Ottawa Succeeds Environmentally and Economically
BY ALJE KAMMINGA
Ottawa’s reputation as a ‘green’ city is well earned. Not only do residents possess an enduring commitment to a sustainable community, one that addresses global issues such as climate change, they actively support local initiatives to promote clean air and water, and public transit. In addition to the collective energy of its residents, the city has a number of natural advantages, like a large land area and a diversity of natural spaces.
But Ottawa is much more than simply an environmental success story. It is also thriving economically, in large part because of its willingness—and its ability—to balance environmental protection with economic prosperity. By basing its actions on a growing wealth of knowledge and experience, Ottawa is making decisions that reduce the human impact on the environment but make sense socially and economically.
This reorientation process is not unique to Ottawa. In Canada and around the world communities are beginning to recognize that an environmentally sustainable future requires insight and action in a number of areas including development patterns, infrastructure, economy and human behaviour. However, residents in Ottawa and the National Capital Region enjoy a key advantage—ready access to a web-based community knowledge centre. Operated by the Ottawa Community Foundation, Ottawa Insights collaborates with a broad range of community partners who collect data to support and empower evidence-based decisions and actions.
Ottawa Insights’ reach is broad, covering areas such as health and wellness, economy and employment, and education and learning. In the area of the environment and sustainability, Ottawa Insights focuses on the following:
- Land use and ecology: Effective land use and development are key to environmental sustainability. Decisions that reduce human impact on the environment often make sense from an economic and social perspective as well.

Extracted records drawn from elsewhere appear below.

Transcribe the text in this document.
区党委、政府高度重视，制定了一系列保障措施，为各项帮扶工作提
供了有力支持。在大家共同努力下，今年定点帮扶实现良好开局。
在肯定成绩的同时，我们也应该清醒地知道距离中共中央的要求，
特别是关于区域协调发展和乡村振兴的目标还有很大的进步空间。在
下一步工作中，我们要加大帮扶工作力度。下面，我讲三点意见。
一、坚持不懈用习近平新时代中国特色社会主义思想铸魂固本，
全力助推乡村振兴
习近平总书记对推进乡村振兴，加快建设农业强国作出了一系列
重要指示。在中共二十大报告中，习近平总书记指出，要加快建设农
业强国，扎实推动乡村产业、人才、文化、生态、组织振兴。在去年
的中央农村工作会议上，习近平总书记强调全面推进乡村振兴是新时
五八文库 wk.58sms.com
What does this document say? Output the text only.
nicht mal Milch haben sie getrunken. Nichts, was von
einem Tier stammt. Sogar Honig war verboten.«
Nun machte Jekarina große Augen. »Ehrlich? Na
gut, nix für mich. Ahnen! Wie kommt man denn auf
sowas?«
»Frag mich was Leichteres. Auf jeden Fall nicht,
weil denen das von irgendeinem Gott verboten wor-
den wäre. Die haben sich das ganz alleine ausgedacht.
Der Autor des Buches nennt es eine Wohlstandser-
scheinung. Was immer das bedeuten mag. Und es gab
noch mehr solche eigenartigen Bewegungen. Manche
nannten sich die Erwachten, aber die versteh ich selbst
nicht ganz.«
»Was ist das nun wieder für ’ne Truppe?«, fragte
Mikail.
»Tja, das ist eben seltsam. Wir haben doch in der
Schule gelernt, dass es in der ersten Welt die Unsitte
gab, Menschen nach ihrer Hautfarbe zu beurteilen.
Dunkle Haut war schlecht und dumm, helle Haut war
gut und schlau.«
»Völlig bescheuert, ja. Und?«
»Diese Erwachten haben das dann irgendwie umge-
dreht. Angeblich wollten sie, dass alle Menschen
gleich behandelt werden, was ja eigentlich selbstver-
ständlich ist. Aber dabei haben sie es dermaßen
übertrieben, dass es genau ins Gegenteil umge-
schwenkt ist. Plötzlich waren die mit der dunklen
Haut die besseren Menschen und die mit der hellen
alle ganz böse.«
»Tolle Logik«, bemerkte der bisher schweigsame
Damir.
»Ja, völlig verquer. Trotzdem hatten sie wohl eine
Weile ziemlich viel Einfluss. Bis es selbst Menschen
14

- Waste, water, and sewage: How the city organizes and delivers waste management, provision of tap water and treatment of wastewater (sewage) can significantly influence their environmental impact.
- Transportation: A leading source of greenhouse gas emissions, transportation systems often require huge amounts of land and resources, fragment habitats, and release pollutants. Transportation’s environmental impact is largely defined by how residents commute to work and how they access services and amenities. These are, in turn, influenced by land use planning and transportation infrastructure.

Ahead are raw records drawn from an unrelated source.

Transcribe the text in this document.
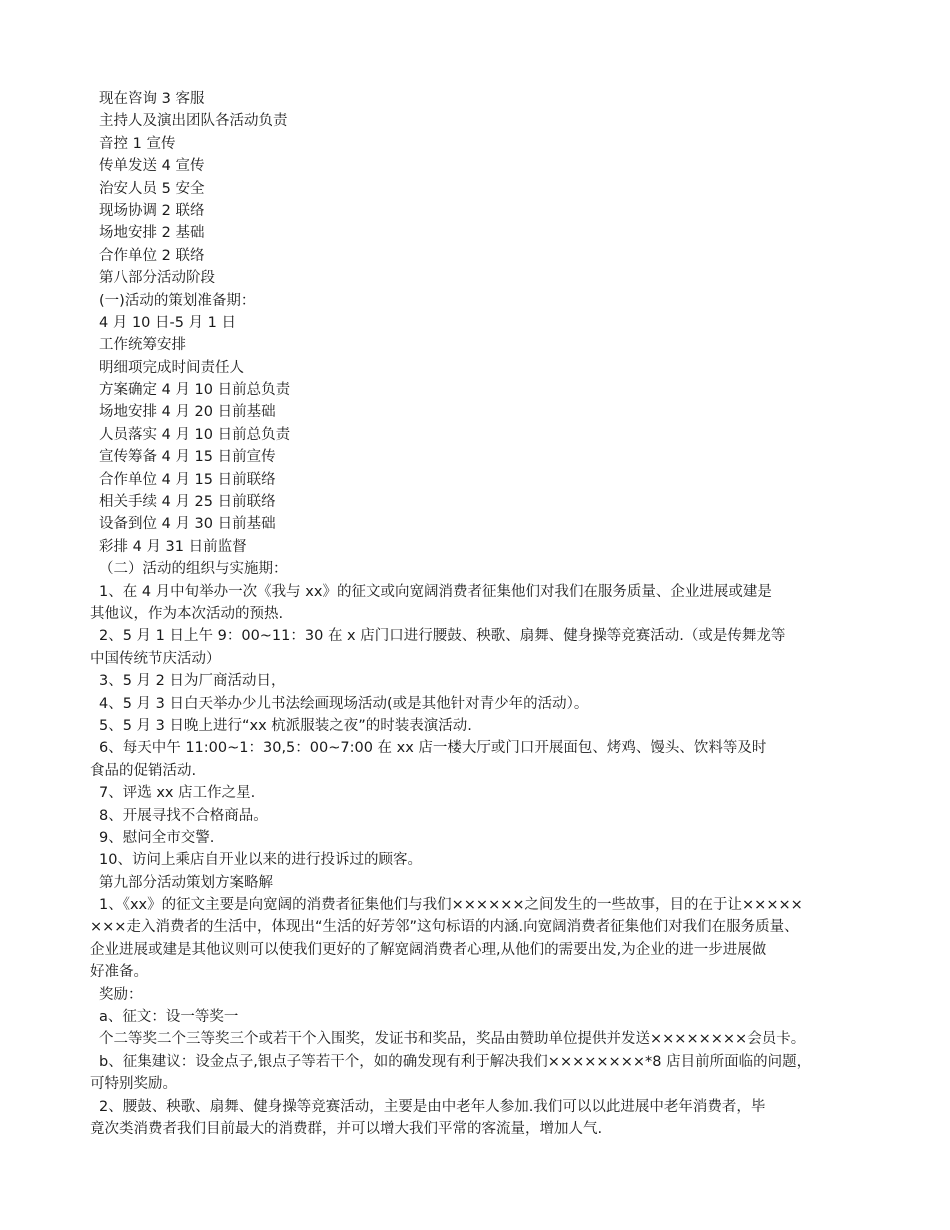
现在咨询 3 客服

主持人及演出团队各活动负责

音控 1 宣传

传单发送 4 宣传

治安人员 5 安全

现场协调 2 联络

场地安排 2 基础

合作单位 2 联络

第八部分活动阶段

(一)活动的策划准备期：

4 月 10 日-5 月 1 日

工作统筹安排

明细项完成时间责任人

方案确定 4 月 10 日前总负责

场地安排 4 月 20 日前基础

人员落实 4 月 10 日前总负责

宣传筹备 4 月 15 日前宣传

合作单位 4 月 15 日前联络

相关手续 4 月 25 日前联络

设备到位 4 月 30 日前基础

彩排 4 月 31 日前监督

（二）活动的组织与实施期：

1、在 4 月中旬举办一次《我与 xx》的征文或向宽阔消费者征集他们对我们在服务质量、企业进展或建是

其他议，作为本次活动的预热.

2、5 月 1 日上午 9：00~11：30 在 x 店门口进行腰鼓、秧歌、扇舞、健身操等竞赛活动.（或是传舞龙等

中国传统节庆活动）

3、5 月 2 日为厂商活动日，

4、5 月 3 日白天举办少儿书法绘画现场活动(或是其他针对青少年的活动）。

5、5 月 3 日晚上进行“xx 杭派服装之夜”的时装表演活动.

6、每天中午 11:00~1：30,5：00~7:00 在 xx 店一楼大厅或门口开展面包、烤鸡、馒头、饮料等及时

食品的促销活动.

7、评选 xx 店工作之星.

8、开展寻找不合格商品。

9、慰问全市交警.

10、访问上乘店自开业以来的进行投诉过的顾客。

第九部分活动策划方案略解

1、《xx》的征文主要是向宽阔的消费者征集他们与我们××××××之间发生的一些故事，目的在于让×××××

×××走入消费者的生活中，体现出“生活的好芳邻”这句标语的内涵.向宽阔消费者征集他们对我们在服务质量、

企业进展或建是其他议则可以使我们更好的了解宽阔消费者心理,从他们的需要出发,为企业的进一步进展做

好准备。

奖励：

a、征文：设一等奖一

个二等奖二个三等奖三个或若干个入围奖，发证书和奖品，奖品由赞助单位提供并发送××××××××会员卡。

b、征集建议：设金点子,银点子等若干个，如的确发现有利于解决我们××××××××*8 店目前所面临的问题，

可特别奖励。

2、腰鼓、秧歌、扇舞、健身操等竞赛活动，主要是由中老年人参加.我们可以以此进展中老年消费者，毕

竟次类消费者我们目前最大的消费群，并可以增大我们平常的客流量，增加人气.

- Climate: Containing the scope and pace of climate change requires major shifts in how we power our economies, cities, transportation systems and homes. The need to adapt—to minimize risks to safety, health, and infrastructure—is also critical.
Residents of the City of Ottawa and the NCR look to organizations like Ottawa Insights to make the best decisions about their communities. Perhaps the most compelling example of the NCR’s success in creating a fully-integrated community is Zibi, a 34-acre neighbourhood overlooking the Ottawa River. When complete, it will be home to 5,000 people and 6,000 jobs. Eight acres of the site are dedicated green space, providing walking trails and cycling paths.
Increasingly referred to as the Waterfront City, Zibi will be Canada’s most sustainable neighbourhood. Not surprisingly, given the support and input of organizations like Ottawa Insights, it will be located in one of Canada’s most sustainable cities.